Album review: Pretenders frontwoman Chrissie Hynde takes jazz turn on Valve Bone Woe
Pretenders frontwoman Chrissie Hynde brings much of the same qualities to Valve Bone Woe — her latest collection of tunes, mostly orchestral jazz.
Chrissie Hynde, "Valve Bone Woe" (BMG)
Pretenders frontwoman Chrissie Hynde brings much of the same qualities to Valve Bone Woe — her latest collection of tunes, mostly orchestral jazz — to her rock performances: attitude, commitment and expressiveness.
Working with producers Marius de Vries and Eldad Guetta, along with mostly UK-based jazz musicians like David Hartley, Ian Thomas and Andy Wood, Hynde opens with the song from this album that could most unobtrusively fit on one by the Pretenders: a verbose rush through the horn-heavy How Glad I Am, a 1964 hit for Nancy Wilson.
A large string section often adds a dreamy dimension to compositions like John Coltrane's Naima, where the lack of lyrics doesn't keep Hynde from making an impression, Rodgers and Hammerstein's Hello Young Lovers and Nick Drake's delicate River Man.

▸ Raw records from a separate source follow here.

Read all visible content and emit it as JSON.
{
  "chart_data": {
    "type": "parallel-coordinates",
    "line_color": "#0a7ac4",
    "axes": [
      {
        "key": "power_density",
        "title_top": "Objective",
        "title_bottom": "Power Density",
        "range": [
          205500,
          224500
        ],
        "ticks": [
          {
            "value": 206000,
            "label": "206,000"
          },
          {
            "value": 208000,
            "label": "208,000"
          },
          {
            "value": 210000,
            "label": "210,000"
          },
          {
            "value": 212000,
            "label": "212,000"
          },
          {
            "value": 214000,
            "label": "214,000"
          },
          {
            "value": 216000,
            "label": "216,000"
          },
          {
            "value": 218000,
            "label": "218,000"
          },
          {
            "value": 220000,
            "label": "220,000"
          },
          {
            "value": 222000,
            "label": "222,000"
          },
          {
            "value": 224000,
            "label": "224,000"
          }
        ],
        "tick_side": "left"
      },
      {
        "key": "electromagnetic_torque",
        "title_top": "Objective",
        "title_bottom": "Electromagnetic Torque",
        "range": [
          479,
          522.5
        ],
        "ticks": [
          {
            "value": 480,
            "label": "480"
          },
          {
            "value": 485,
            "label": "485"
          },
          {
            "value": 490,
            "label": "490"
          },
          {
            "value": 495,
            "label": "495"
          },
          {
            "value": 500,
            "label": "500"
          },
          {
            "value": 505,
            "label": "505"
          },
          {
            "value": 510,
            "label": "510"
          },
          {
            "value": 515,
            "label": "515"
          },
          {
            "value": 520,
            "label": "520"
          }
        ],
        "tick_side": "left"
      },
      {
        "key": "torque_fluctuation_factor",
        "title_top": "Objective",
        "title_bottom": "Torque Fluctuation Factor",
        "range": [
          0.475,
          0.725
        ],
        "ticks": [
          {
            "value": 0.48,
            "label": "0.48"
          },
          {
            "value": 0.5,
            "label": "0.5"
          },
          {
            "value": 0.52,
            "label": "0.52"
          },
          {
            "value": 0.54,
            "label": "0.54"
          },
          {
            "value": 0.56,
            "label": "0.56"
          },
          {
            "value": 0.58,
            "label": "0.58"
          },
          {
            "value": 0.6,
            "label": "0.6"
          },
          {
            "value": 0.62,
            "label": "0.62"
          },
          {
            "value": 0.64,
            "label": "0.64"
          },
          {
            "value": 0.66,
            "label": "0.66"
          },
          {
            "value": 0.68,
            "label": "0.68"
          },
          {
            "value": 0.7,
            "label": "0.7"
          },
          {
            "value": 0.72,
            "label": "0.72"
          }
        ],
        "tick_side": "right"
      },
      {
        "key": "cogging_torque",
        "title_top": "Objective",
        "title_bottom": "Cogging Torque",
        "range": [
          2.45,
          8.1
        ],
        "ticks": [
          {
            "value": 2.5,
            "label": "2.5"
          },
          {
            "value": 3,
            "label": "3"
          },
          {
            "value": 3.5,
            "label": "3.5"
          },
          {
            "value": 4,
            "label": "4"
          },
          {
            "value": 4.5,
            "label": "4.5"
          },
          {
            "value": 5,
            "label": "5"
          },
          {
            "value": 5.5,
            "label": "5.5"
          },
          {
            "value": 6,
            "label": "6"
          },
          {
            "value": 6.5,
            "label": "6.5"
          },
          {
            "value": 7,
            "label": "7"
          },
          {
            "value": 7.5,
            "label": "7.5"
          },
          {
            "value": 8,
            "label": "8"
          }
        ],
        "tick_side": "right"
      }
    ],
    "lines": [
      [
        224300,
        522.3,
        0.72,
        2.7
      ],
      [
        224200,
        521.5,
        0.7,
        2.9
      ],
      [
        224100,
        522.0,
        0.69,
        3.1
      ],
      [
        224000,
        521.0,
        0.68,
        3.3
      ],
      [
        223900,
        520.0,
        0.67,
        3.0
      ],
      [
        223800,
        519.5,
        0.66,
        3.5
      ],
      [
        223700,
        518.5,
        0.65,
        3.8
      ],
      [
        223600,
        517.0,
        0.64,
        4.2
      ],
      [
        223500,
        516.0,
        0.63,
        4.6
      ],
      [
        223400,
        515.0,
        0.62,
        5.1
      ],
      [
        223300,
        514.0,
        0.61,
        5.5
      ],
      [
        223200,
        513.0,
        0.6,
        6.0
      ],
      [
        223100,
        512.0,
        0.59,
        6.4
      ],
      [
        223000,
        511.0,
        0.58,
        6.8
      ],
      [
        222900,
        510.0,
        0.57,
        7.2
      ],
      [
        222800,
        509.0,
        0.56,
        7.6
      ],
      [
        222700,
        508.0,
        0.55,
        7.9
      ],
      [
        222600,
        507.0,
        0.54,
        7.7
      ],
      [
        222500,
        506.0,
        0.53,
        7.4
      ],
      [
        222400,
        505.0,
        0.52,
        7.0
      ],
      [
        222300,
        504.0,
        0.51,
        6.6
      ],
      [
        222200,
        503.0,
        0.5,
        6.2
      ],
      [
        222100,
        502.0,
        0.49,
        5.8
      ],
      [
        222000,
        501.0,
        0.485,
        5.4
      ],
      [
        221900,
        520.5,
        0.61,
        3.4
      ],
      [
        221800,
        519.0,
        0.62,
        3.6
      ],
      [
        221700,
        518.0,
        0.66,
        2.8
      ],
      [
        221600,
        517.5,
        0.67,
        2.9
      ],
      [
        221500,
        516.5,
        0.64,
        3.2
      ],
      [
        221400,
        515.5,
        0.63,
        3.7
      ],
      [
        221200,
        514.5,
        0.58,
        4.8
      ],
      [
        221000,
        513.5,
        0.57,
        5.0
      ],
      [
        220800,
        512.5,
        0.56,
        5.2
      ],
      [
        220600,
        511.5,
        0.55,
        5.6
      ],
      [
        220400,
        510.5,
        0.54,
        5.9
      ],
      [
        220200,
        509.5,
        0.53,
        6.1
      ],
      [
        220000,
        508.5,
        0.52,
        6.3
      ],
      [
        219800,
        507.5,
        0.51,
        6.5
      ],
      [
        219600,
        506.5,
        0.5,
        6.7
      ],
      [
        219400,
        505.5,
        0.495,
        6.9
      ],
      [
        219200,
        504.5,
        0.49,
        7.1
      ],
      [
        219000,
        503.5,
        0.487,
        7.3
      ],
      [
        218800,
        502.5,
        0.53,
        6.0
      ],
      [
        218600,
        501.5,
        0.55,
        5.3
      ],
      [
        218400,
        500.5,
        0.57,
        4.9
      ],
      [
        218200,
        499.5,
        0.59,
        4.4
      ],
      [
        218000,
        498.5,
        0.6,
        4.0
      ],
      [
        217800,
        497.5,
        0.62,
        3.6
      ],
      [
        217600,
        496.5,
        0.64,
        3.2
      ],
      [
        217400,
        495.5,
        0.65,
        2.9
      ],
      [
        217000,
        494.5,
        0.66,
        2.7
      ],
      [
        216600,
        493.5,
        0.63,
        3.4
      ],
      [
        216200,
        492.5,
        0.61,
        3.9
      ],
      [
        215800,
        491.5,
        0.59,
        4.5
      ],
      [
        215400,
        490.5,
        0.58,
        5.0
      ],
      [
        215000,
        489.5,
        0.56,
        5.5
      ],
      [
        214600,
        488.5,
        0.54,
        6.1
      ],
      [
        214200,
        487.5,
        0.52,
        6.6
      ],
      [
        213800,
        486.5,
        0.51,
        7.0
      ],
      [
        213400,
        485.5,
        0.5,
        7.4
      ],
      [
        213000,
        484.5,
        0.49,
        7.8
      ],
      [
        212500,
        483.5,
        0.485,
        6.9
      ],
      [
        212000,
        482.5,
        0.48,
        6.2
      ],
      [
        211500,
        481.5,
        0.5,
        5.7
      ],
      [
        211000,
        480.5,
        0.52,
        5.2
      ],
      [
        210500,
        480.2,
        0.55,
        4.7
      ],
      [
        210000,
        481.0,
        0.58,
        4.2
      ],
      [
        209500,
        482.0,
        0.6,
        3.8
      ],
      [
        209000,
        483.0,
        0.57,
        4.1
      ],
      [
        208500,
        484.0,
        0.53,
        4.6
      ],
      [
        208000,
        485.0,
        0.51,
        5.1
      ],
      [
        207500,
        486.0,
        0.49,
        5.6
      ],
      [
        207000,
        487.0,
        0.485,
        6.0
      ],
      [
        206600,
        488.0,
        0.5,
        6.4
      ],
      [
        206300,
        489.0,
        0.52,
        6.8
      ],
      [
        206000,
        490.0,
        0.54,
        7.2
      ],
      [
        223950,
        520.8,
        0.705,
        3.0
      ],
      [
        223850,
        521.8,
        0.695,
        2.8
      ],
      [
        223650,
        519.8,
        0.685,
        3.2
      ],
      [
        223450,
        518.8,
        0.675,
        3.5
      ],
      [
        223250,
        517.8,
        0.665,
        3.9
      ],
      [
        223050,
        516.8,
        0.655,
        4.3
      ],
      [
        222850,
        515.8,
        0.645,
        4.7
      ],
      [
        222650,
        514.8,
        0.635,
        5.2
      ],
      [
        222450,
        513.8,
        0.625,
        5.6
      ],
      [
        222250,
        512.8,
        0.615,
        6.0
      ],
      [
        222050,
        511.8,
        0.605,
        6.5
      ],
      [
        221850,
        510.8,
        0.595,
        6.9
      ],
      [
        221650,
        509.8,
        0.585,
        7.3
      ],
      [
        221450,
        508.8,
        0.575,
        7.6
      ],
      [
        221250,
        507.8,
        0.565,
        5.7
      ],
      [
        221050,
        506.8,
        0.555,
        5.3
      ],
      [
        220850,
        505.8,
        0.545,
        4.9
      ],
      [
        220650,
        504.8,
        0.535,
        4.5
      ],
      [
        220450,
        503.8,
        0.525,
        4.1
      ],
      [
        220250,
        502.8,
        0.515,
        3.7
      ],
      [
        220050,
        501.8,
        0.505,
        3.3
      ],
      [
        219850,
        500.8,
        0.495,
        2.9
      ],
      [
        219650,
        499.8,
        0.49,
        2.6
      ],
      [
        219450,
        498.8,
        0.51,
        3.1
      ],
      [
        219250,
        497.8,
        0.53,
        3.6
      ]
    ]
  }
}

That dreamiest of styles, bossa nova, gets a couple of nods, first with a real standard of the genre in Once I Loved, but also with a hidden gem from The Kinks' 1967 album Something Else, Ray Davies' bossa nova-inspired No Return.
Hynde sounds decidedly youthful on Absent Minded Me, while the Beach Boys' Caroline, No is one of several songs where synths and dub-like sound effects create a slightly disturbing mood.
On a record where the pace is decidedly leisurely nearly throughout, a little disquiet is welcome.
While more than a handful a rock 'n' rollers have tried their hand at similar albums (and some can't keep from continuing to try), Valve Bone Woe also has Hynde's smarts and a sharp selection of songs going for it.
Even if her fabulous vibrato is mostly kept in check, Valve Bone Woe is successful, ear-catching and ear-caressing. Woe is you if you miss it.